When it comes to visual art, that will be have to be its whole own post about that journey. It's been a struggle for me, going on longer than any other in my life, but this has even started to help me with that.

Take this blog post, for instance. This one would count as practice on my groupings. It's writing something that isn't correlated to one of the games or books that I'm working on, and I didn't have to learn anything to get this down on the page. Some days, it'll work into another category when the content or purpose of the post is different. The list isn't fully comprehensive by any means, but it gives me frame of reference for what bundle my actions fall into so I can keep making progress.

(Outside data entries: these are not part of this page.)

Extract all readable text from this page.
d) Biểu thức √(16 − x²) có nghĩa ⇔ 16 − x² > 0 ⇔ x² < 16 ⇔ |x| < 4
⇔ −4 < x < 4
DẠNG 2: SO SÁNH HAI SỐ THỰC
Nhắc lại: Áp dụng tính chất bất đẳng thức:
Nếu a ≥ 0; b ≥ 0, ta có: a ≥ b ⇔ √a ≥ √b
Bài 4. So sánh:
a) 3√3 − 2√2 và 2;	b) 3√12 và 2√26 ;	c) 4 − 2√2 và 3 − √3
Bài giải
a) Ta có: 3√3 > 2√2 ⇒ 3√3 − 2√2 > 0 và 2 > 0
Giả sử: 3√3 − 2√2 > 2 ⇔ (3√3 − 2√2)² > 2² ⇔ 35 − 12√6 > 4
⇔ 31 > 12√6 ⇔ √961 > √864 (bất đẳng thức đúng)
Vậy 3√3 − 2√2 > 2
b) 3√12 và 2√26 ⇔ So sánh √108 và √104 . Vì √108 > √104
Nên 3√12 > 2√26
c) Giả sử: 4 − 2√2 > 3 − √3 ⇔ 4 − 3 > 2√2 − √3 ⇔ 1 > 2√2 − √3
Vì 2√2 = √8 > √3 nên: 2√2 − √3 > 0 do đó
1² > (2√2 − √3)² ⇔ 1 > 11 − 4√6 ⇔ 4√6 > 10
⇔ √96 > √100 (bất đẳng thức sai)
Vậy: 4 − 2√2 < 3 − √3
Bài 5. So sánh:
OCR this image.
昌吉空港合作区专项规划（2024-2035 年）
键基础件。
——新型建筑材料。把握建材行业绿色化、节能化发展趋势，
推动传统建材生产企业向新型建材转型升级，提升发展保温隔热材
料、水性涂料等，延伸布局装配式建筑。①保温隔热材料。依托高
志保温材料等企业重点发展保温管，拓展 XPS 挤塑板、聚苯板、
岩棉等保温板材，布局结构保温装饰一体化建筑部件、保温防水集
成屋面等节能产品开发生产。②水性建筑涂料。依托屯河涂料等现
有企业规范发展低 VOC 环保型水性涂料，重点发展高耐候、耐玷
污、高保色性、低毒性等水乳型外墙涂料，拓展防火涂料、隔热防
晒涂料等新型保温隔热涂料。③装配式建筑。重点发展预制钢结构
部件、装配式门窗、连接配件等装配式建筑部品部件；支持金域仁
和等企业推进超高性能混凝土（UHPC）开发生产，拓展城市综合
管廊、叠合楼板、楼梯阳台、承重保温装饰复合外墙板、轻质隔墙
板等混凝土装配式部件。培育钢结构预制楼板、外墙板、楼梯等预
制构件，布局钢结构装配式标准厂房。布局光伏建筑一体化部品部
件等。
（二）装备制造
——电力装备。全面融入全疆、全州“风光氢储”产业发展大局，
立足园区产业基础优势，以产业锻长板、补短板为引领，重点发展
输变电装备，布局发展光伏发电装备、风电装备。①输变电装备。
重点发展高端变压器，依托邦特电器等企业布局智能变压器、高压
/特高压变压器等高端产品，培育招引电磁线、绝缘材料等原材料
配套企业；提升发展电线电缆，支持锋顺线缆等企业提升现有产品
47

You may find yourself thinking that this is too harsh, taking away simple pleasures without having to do at least something. What about the days that are so hard that I can't bring myself to do any of these things? Well, luckily for me, my medication means I can read again. So if I can't bring myself to earn more modern pleasures, I can still enjoy a nice book to unwind and let myself bounce back from a bad time.

I'm sure this will get tweaked more the longer I use it, but for the last few days this has worked amazingly at getting me excited to make progress. I've started drawing again, got back into a udemy course that I'd left abandoned years ago, edited more of the book, and developed more of the lore for the game that I'll be working on after Nightcap. And you know what? I feel better spending my time doing the things I want to, even when they're tiring.

I guess work hard, play hard really is going to be the motto of 2025 for me.